Saturno tem uma lua conhecida por um curioso fenômeno. Encélado, com cerca de 500 km de diâmetro e uma crosta de gelo na superfície, possui um oceano de água líquida sob a superfície gelada – e gêiseres próximos ao seu Polo Sul. Um grupo de astrônomos do Instituto de Astronomia, Geofísica e Ciências Atmosféricas (IAG) da USP propõe utilizar uma teoria das marés, que trata os corpos celestes como fluidos, para explicar como um satélite recoberto de gelo apresenta uma região de vulcanismo de água.
O trabalho dos pesquisadores do IAG é um esforço para aproximar modelo teórico e dados empíricos. As medições da sonda Cassini, da Nasa, indicavam um fluxo de calor vindo de Encélado da ordem de 10 gigawatts de potência. No entanto, até 2017, todos os cálculos feitos a partir de modelos teóricos resultaram em números muito inferiores, apontando para 1 gigawatt. O primeiro trabalho que calculou um fluxo de 10 GW foi publicado em um artigo na revista Nature Astronomy em novembro de 2017, por um grupo de pesquisadores da França e da República Checa.
Agora, os cientistas do IAG utilizaram um modelo teórico completamente diferente para chegar ao mesmo resultado. Segundo Sylvio Ferraz Mello, docente do Departamento de Astronomia do IAG e um dos autores de um artigo publicado recentemente na revista especializada Celestial Mechanics and Dynamical Astronomy, satélites como Encélado, Io e Europa (os dois últimos orbitam Júpiter) têm nas marés a única fonte de calor. Por serem relativamente pequenos, esses satélites não contam com o calor dos minerais radioativos presentes nas rochas, como ocorre no planeta Terra, por exemplo.

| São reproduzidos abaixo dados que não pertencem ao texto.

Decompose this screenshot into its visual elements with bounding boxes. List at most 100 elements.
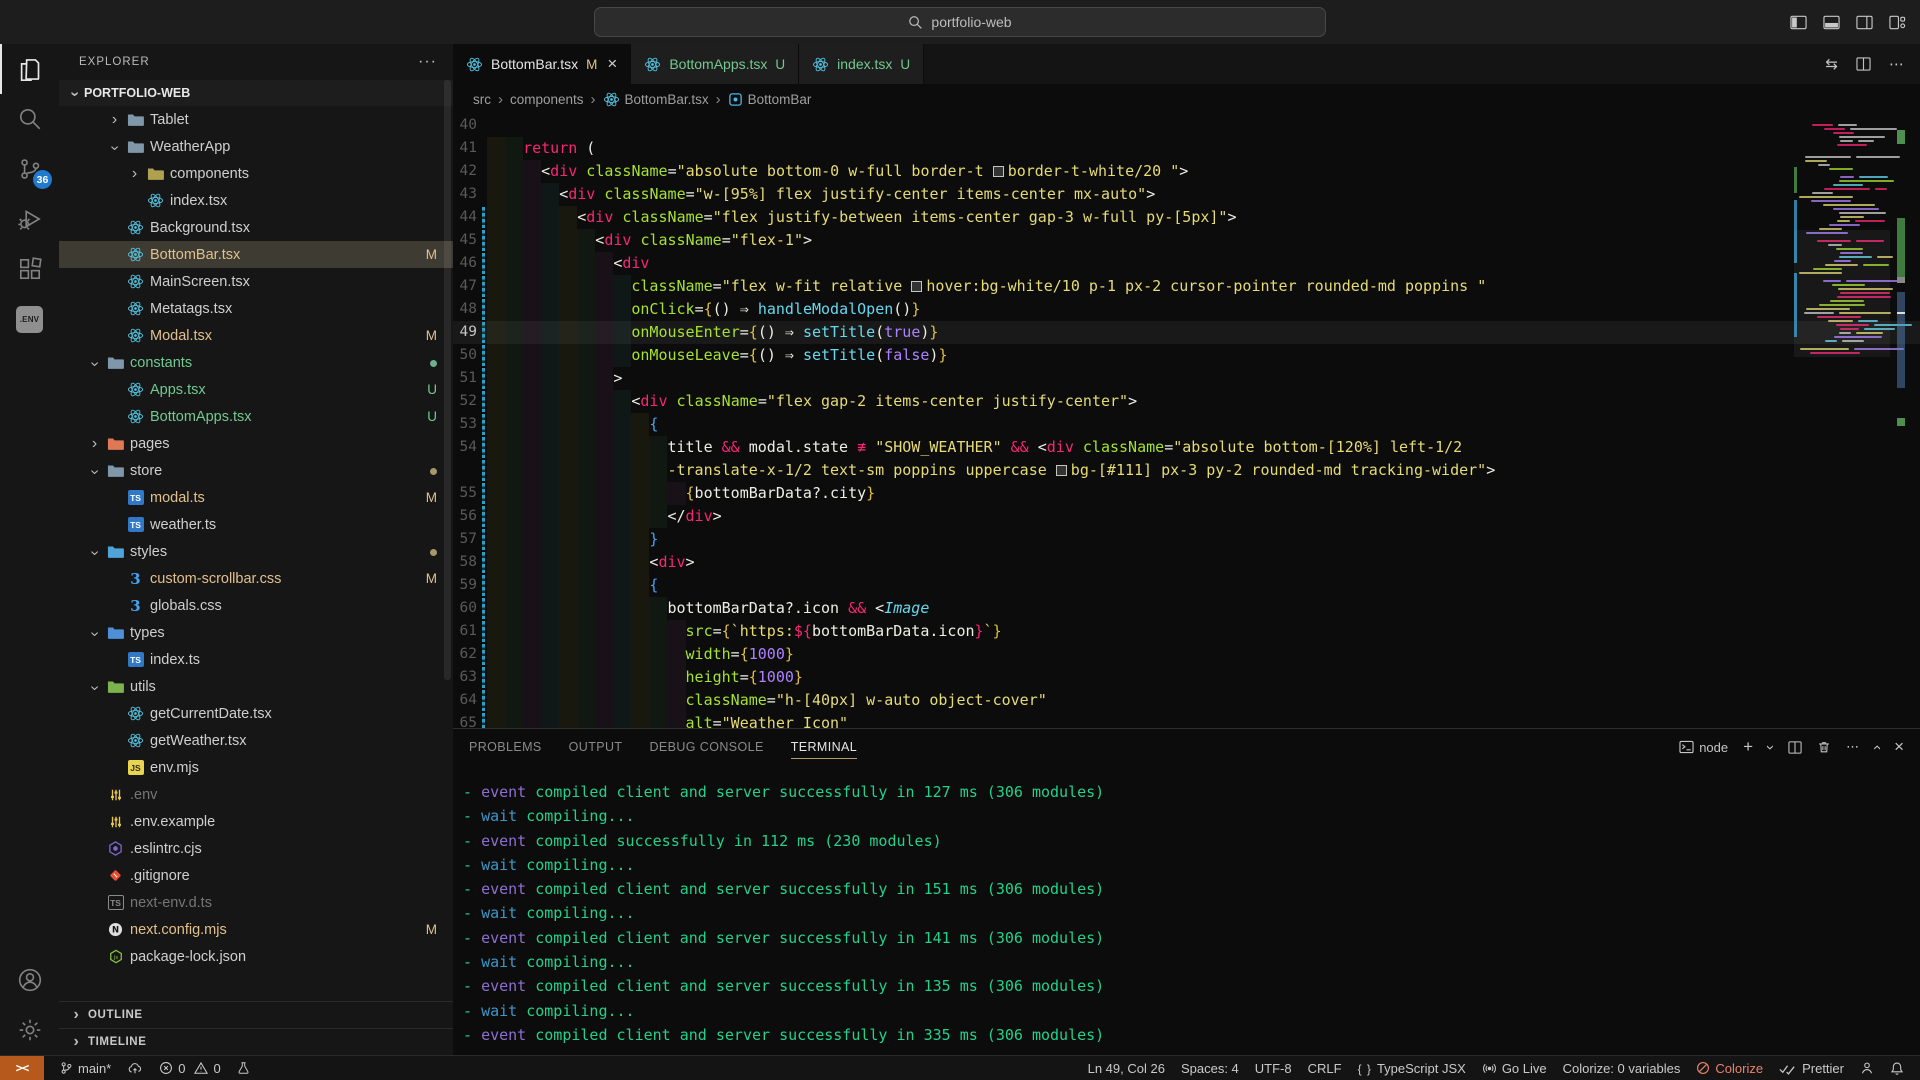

Analisar os satélites como fluidos, e não sólidos, permite estimar como a atração gravitacional de um planeta causa deformações na forma dos satélites. Isso equivale a dizer que os corpos celestes escoam como um líquido – mas, no caso deles, trata-se de um líquido muito viscoso. Assim, quando Saturno atrai Encélado, a forma do satélite muda por causa das marés. “Nós calculamos qual é a quantidade de calor que a maré em Encélado gera no interior do satélite”, diz Ferraz Mello.
Além dos gêiseres, a energia das marés acabou por criar uma espécie de oceano sob a crosta de gelo de Encélado, com grande quantidade de água em estado líquido. “A temperatura externa chega talvez a uma centena de graus abaixo de zero. Mas nessa região derretida embaixo, ela é próxima de 0°C”, afirma o docente do IAG. “Esse oceano tem água, tem boa temperatura, tem todas as condições para o aparecimento de vida”, completa.
Para validar o modelo, Ferraz Mello e seus colegas aplicaram a teoria elaborada no IAG em cálculos sobre outra lua de Saturno, chamada Mimas. Este satélite está próximo de Encélado, mas tem características opostas. A ideia é que, para que a teoria seja considerada válida, ela deve explicar tanto o calor e as deformações na superfície de Encélado quanto a ausência destes elementos no outro satélite.
“Mimas é uma pedra morta. Não tem tectonismo nenhum. Isso nós explicamos tecnicamente em termos de viscosidade. Por ter derretido uma parte do gelo, a viscosidade de Encélado é muito menor do que a viscosidade de Mimas. É um detalhe técnico, mas que explica porque os dois são tão diferentes”, diz o professor do IAG.